Smeeth-Harwood Co. v. Hutchison, 175 Ill. App. 602 (1912)

Dec. 17, 1912 · Illinois Appellate Court · Gen. No. 17,628
175 Ill. App. 602

Smeeth-Harwood Company, Appellee, v. James F. Hutchison, Appellant.

Gen. No. 17,628.

1. Executions—trial of - right of property. In a proceeding for the trial of right of property, defendant is entitled to show that plaintiff’s title is founded in fraud.

2. Corporations—where seller acts as buyer for corporation. Where the seller acts as buyer for a corporation, a ratification by subsequent acts of the corporation may be shown, but acts done by or under the direction of such individual acting as an officer of the corporation are not conclusive.

3. Fraud—in sale to corporation by officer. Where an officer sells an automobile to the corporation, issuing a check of the corporation to himself in payment, and continues to use the car in going to and from the company’s plant, there is not such a public transfer as precludes the inference of fraud from the omission to change possession.

4. Executions—trial of right of property. In a proceeding for the trial of right of property, where a corporation officer, heavily indebted, sells an automobile to the corporation, issuing a check of the corporation to himself in payment, and continues to use the car in going to and from .the company’s plant, the company paying for the license and repairs, there is not such proof as shows conclusively a valid transfer, and it is error to direct a verdict for plaintiff.

5. Executions—trial of right of property. In a trial of right of property there are no written pleadings and a plea of nul tiel corporation is properly stricken from the files.

6. Evidence—trial of right of property. In a trial of right of property it is error to exclude evidence as to indebtedness of the judgment debtor at the time he transferred the property in question.

Appeal from the County Court of Cook county; the Hon. John E. Owens, Judge, presiding.

Heard in the Branch Appellate Court at the October term, 1911.

Reversed and remanded.

Opinion filed December 17, 1912.

A. W. Martin and Edward E. S. Martin, for appellant.
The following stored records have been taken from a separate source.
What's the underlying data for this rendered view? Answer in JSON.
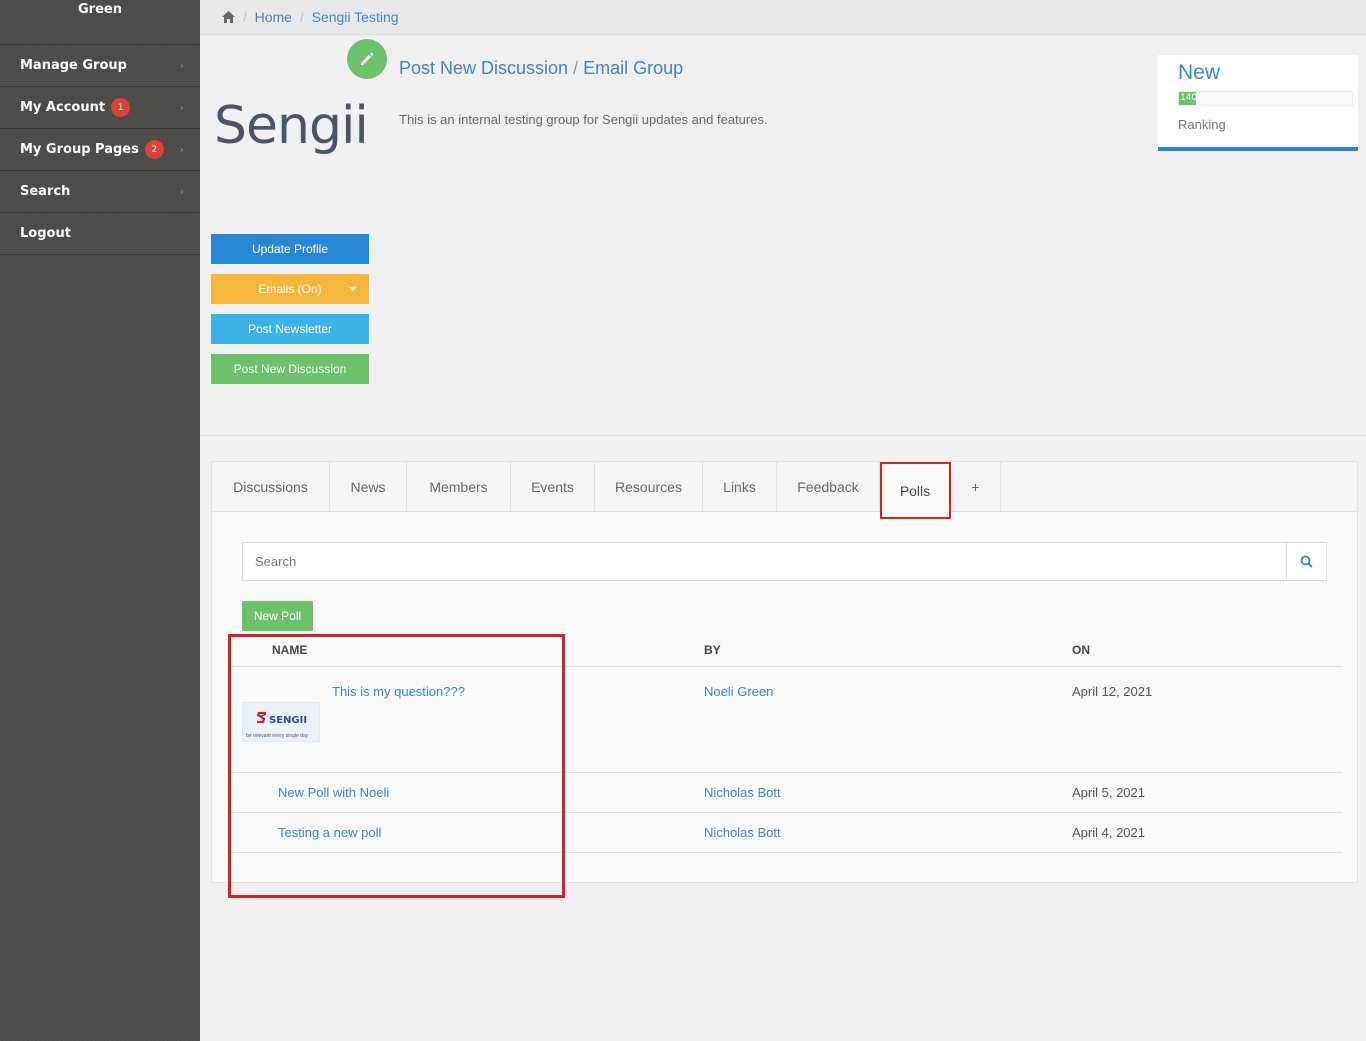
{
  "sidebar": {
    "user_name": "Green",
    "items": [
      {
        "label": "Manage Group",
        "badge": ""
      },
      {
        "label": "My Account",
        "badge": "1"
      },
      {
        "label": "My Group Pages",
        "badge": "2"
      },
      {
        "label": "Search",
        "badge": ""
      },
      {
        "label": "Logout",
        "badge": ""
      }
    ]
  },
  "breadcrumb": {
    "home": "Home",
    "current": "Sengii Testing"
  },
  "header": {
    "title_part1": "Post New Discussion",
    "title_sep": " / ",
    "title_part2": "Email Group",
    "description": "This is an internal testing group for Sengii updates and features.",
    "logo_text": "Sengii"
  },
  "actions": {
    "update_profile": "Update Profile",
    "emails": "Emails (On)",
    "post_newsletter": "Post Newsletter",
    "post_discussion": "Post New Discussion"
  },
  "ranking": {
    "status": "New",
    "score": "140",
    "score_fraction": 0.1,
    "label": "Ranking"
  },
  "tabs": [
    "Discussions",
    "News",
    "Members",
    "Events",
    "Resources",
    "Links",
    "Feedback",
    "Polls",
    "+"
  ],
  "active_tab": "Polls",
  "search": {
    "placeholder": "Search"
  },
  "new_poll_label": "New Poll",
  "table": {
    "headers": [
      "NAME",
      "BY",
      "ON"
    ],
    "rows": [
      {
        "name": "This is my question???",
        "by": "Noeli Green",
        "on": "April 12, 2021",
        "thumb_title": "SENGII",
        "thumb_sub": "be relevant every single day"
      },
      {
        "name": "New Poll with Noeli",
        "by": "Nicholas Bott",
        "on": "April 5, 2021"
      },
      {
        "name": "Testing a new poll",
        "by": "Nicholas Bott",
        "on": "April 4, 2021"
      }
    ]
  },
  "colors": {
    "sidebar_bg": "#4b4a47",
    "link": "#3a87c8",
    "green": "#6cc16b",
    "blue": "#2787d4",
    "orange": "#f5b83d",
    "lightblue": "#3cb3e6",
    "highlight": "#d3202a"
  }
}
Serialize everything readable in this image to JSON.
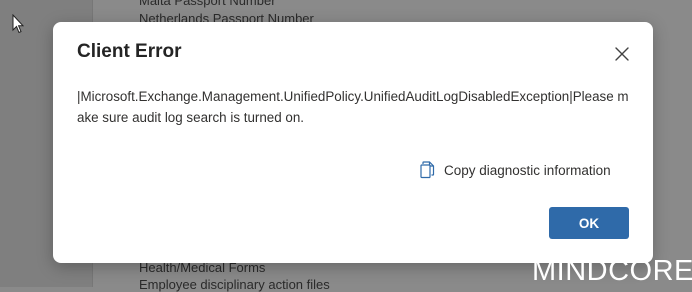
{
  "background": {
    "list_items": [
      "Malta Passport Number",
      "Netherlands Passport Number",
      "Health/Medical Forms",
      "Employee disciplinary action files"
    ]
  },
  "dialog": {
    "title": "Client Error",
    "message": "|Microsoft.Exchange.Management.UnifiedPolicy.UnifiedAuditLogDisabledException|Please make sure audit log search is turned on.",
    "copy_label": "Copy diagnostic information",
    "ok_label": "OK",
    "close_icon": "close-icon",
    "copy_icon": "copy-icon"
  },
  "watermark": {
    "text": "MINDCORE"
  },
  "colors": {
    "accent": "#2f6aa9",
    "dialog_bg": "#ffffff",
    "overlay": "#8a8a8a"
  }
}
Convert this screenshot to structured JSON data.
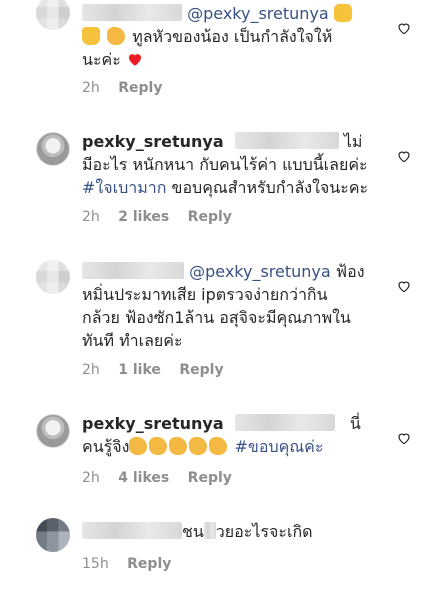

Winston, Payne, Strawn & Shaw, for appellee; John D. Black and John C. Slade, of counsel.

*603Mr. Presiding Justice Clark

delivered the opinion of the court.

This appeal brings up for review a judgment entered in the County Court of Cook county in a suit for the “trial of right of property,” under the provisions of chapter 140-A of the Revised Statutes.

On December 22, 1910, appellant (defendant) obtained judgment in the Circuit Court of Cook county against Edwin E. Smeeth for $1,247.42, and a levy was made by the sheriff on an execution theretofore placed in his hands, upon two automobiles which plaintiff claimed to own. The trial was before the court and a jury. The court, at the close of the evidence, directed the jury to find for the plaintiff. This appeal is taken from the judgment entered upon a verdict rendered in pursuance of such instruction.

The evidence disclosed that one of the motor cars, called a “Fal-Car,” was purchased by the plaintiff corporation in September, 1910. The evidence tending to establish this fact consisted of an order given by the Smeeth-Harwood Company to the Fal Motor Company, an invoice by the Fal Motor Company to the Smeeth-Harwood Company for the same, and a canceled check made by the Smeeth-Harwood Company to the Fal Motor Company for the., purchase price.

The other machine is known as a Pope-Toledo. To establish its claim to ownership of this machine, the plaintiff introduced a bill of sale from Edwin E. Smeeth to the Smeeth-Harwood Company dated April 9, 1910, and a canceled check drawn on the Prairie National Bank of Chicago to the order of Edwin E. Smeeth for $500, signed “Smeeth-Harwood Co. by E. E. Smeeth, Treasurer.” The endorsement of this check indicates that it was paid through the Chicago Clearing House on April 13, 1910. There was testimony tending to show delivery by the Fal Motor Car Company to the Smeeth-Harwood Company at the latter’s place of business, of the machine first referred to. As to the Pope-Toledo car, tes*604timony was introduced tending to show that the car was purchased by Smeeth in 1905; that subsequent to that time it was sold by him, and thereafter repurchased (some time in 1909), and that it was owned by him up to the time of the alleged sale to the plaintiff in April, 1910. The testimony further tended to show that the plaintiff had paid for repairs on both cars after the alleged purchase of 'the Pope-Toledo car, and as to the latter car that a license was issued on May 28,1910, by the village clerk of Oak Park to the plaintiff, as owner, authorizing it to operate a “seventh class” vehicle in that village, and that the license fee was paid by plaintiff.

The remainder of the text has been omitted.